On May Day 2026 in Brazzaville, the Confédération syndicale congolaise gathered workers for the traditional Labour Day ceremony. Far from a routine commemoration, the union turned the occasion into a pointed call for deep, structural reform across Congo-Brazzaville’s working world.
A Call to Mobilise for “Battles Ahead”
Secretary General Daniel Mongo, represented at the ceremony by Jean-Charles Maniongui, urged members to stay mobilised for the “battles ahead.” The message carried weight, yet it was wrapped in an appeal for restraint, discipline and the preservation of social peace.
That balance, between agitation and order, defined the day. The CSC wanted its rank and file energised but not inflamed, ready to press demands without tipping into confrontation. It is a familiar tightrope for organised labour here.
Unemployment and Inflation Top the Grievances
At the heart of the union’s address lay a cluster of grievances that workers know intimately. Persistent unemployment continues to lock many out of the formal economy, while galloping inflation steadily erodes household purchasing power and the cost of daily living.
The CSC framed these not as isolated problems but as symptoms of deeper imbalances. Rising prices, the union argued, hit wage earners hardest when salaries stagnate or arrive late, leaving families to absorb shocks they did not create and cannot easily cushion.
Public Firms and the Spectre of Layoffs
The union also turned a sharp eye on the state of public enterprises. Their deterioration, the CSC said, has fed a wave of dismissals it considers abusive, stripping workers of livelihoods without the protections labour law is meant to guarantee.
For a confederation built on defending job security, this trend is especially troubling. Public firms have long anchored formal employment, and their decline ripples outward, touching suppliers, families and entire neighbourhoods that depend on steady public-sector wages.
Wage Arrears and an Ignored Minimum
Among the most concrete complaints was the accumulation of salary arrears within public institutions. Workers, the CSC stressed, are owed money for labour already performed, a situation that strains trust between employees and the state that employs them.
Equally pressing is the fate of the guaranteed minimum wage, set at 70,400 FCFA. The union denounced widespread non-compliance, arguing that a legal floor means little when employers ignore it and enforcement remains thin on the ground.
These figures and facts, drawn from the CSC’s own address, paint a picture of a workforce squeezed from several directions at once. The union’s insistence on “structural” reform reflects a belief that piecemeal fixes will no longer suffice.
Credit Where It Is Due
The tone was not uniformly critical. The CSC acknowledged genuine government progress, singling out the creation of the Caisse d’assurance maladie universelle, known as CAMU, a scheme designed to widen access to health coverage for Congolese workers and their families.

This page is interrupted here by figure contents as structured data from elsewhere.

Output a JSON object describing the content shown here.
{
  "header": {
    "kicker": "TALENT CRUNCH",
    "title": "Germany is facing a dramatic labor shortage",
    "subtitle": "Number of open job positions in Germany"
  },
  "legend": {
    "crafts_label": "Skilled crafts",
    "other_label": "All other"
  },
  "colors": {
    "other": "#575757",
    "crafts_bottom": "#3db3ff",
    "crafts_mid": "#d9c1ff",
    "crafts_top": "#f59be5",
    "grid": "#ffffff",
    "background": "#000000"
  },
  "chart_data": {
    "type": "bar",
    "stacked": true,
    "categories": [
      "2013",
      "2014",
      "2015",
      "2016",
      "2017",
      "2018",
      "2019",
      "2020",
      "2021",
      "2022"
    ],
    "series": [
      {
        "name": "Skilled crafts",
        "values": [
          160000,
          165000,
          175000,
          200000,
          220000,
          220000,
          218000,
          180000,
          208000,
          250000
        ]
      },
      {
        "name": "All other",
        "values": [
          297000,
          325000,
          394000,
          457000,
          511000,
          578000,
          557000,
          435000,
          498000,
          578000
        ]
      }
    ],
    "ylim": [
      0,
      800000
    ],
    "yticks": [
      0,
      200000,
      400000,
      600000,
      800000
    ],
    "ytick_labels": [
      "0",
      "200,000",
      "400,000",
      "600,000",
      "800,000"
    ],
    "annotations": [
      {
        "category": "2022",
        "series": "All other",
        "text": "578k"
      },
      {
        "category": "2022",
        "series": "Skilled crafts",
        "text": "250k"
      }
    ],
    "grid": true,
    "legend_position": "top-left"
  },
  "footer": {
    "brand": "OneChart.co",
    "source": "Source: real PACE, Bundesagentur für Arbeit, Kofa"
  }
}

The union also welcomed the gradual integration of contract workers into the civil service, a step that brings precarious staff closer to stable status. Such recognition signals that the CSC sees room for partnership, not only for protest, with public authorities.
Adding to that, the organisation noted the ratification of six international conventions. For a labour movement, such commitments matter: they anchor domestic practice to recognised standards and give unions firmer ground when they press for compliance at home.
Five Conventions Still on the Table
Yet the CSC made clear that the work is unfinished. It pressed the government to ratify five further international conventions, each touching protections the union considers overdue for Congo-Brazzaville’s expanding and changing labour landscape.
These instruments cover compensation for workplace accidents and occupational diseases, the framework governing labour relations within the public service, and measures aimed at supporting and promoting employment. Together, they would broaden the safety net surrounding both private and public workers.
By tying its May Day message to these specific texts, the CSC moved beyond slogans toward a concrete agenda. Ratification, in its view, would translate goodwill into binding obligations, giving workers enforceable rights rather than aspirational promises.
A Measured but Firm Agenda
What emerged from Brazzaville was less a confrontation than a roadmap. The CSC paired criticism with acknowledgment, blending pressure with patience, and anchored its demands in named programmes, fixed figures and identifiable legal commitments rather than vague complaint.
Whether the government answers with action remains the open question. For now, the union has set its markers: pay the arrears, respect the 70,400 FCFA floor, protect public jobs and ratify the pending conventions. Workers will be watching how Brazzaville responds.